Este se llevó una mano al corazon, como si acabase de recibir en él una puñalada; pero luégo se repuso, y exclamó valerosamente, mirando á su segundo padre con la impavidez del fanatismo:
—No me ha pagado bien: ¡pero la quiero más que nunca!
D. Trinidad retrocedió lleno de asombro.—Dijérase que el último golpe con que pretendió anonadar á su antagonista le habia herido á él de rechazo, quitándole muchas ilusiones.—Manuel estaba todavía entero... ¡Aquella larga conversacion habia sido inútil!
Pero el esforzado Sacerdote no se abatió. Ántes pareció recogerse en sí mismo, como para cambiar su plan de batalla. Derrotado en la primera línea de operaciones, conocíase que se replegaba y fortificaba en la segunda, apelando á los recursos supremos, ó sea á las fuerzas de reserva, que oportunamente habia preparado ántes de salir de la Capilla de Santa Luparia.—Todo esto se dedujo, por lo ménos, de sus palabras y determinaciones, á partir del instante en que Manuel articuló aquella formidable respuesta.

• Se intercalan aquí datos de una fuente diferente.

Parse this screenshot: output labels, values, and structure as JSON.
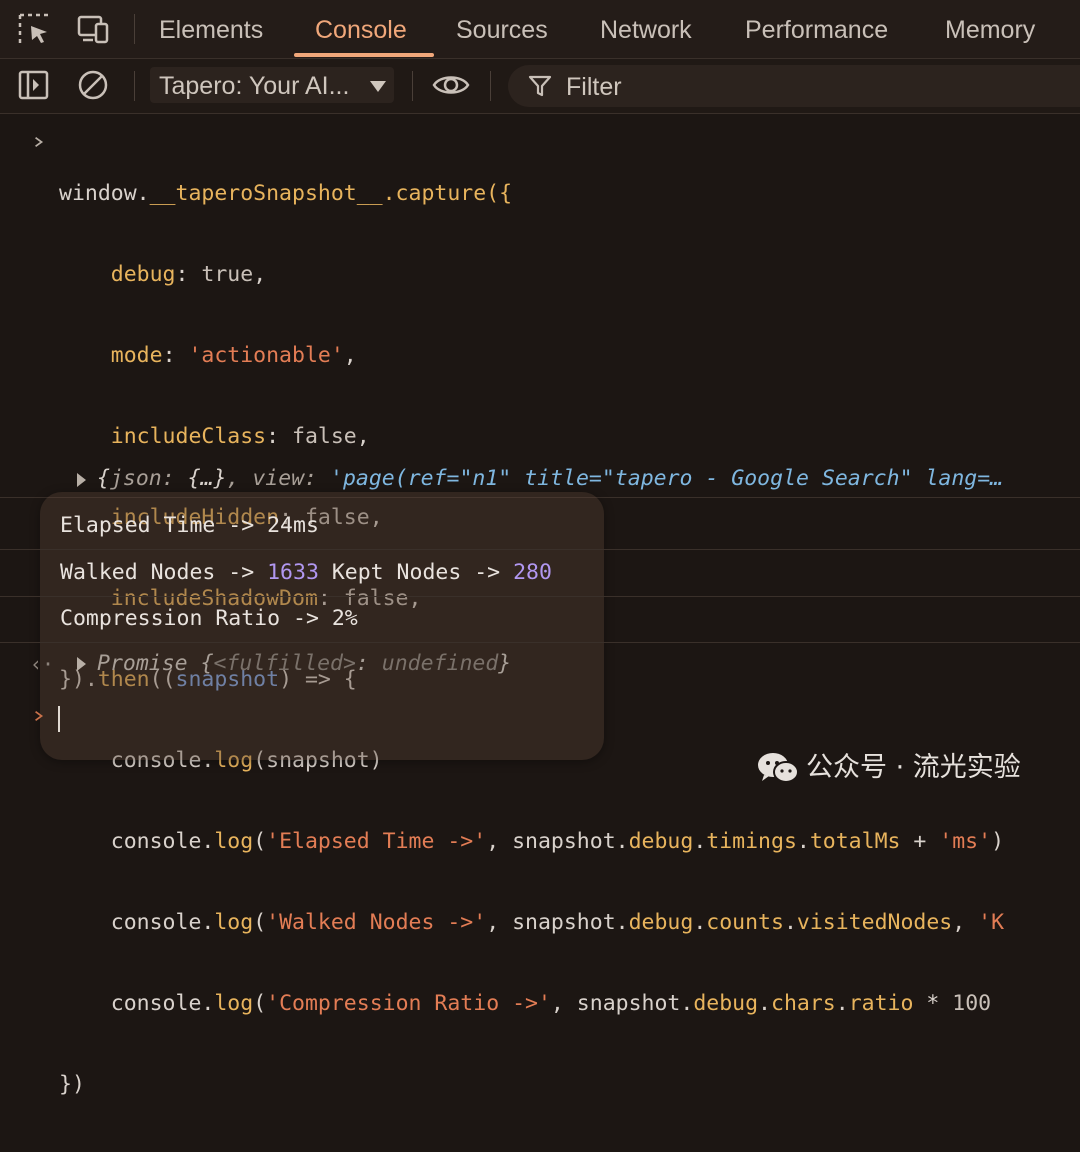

—Pues, señor... ¡Noche toledana! (dijo, dándose en el cuerpo algunas palmaditas, como quien se compadece á sí propio.)—¡Polonia! ¡Polonia! ¡tráeme el manteo de abrigo!—¡Vaya con el hombre! ¡Vaya un pago que me guardaba para la vejez!—¡No concederme nada! ¡Dejarme hablar y hablar, y luégo negarse á todo! ¡Decirme á mí que el homicidio y el adulterio son indispensables!—¡Y para esto lo crié! ¡Para esto lo he querido tanto!
Así hablaba D. Trinidad, sin mirar á su antiguo pupilo, el cual oia aquellas palabras con más emocion y sobresalto que todos los anteriores discursos. Conocíase tambien que éstos, aunque tan briosamente contradichos, seguian resonando en su alma; y, por resultas de todo ello, se adelantó hácia el sacerdote y le dijo con amorosa reverencia:
—¿Qué va usted á hacer? ¿Para qué pide el manteo? ¿Va usted á salir?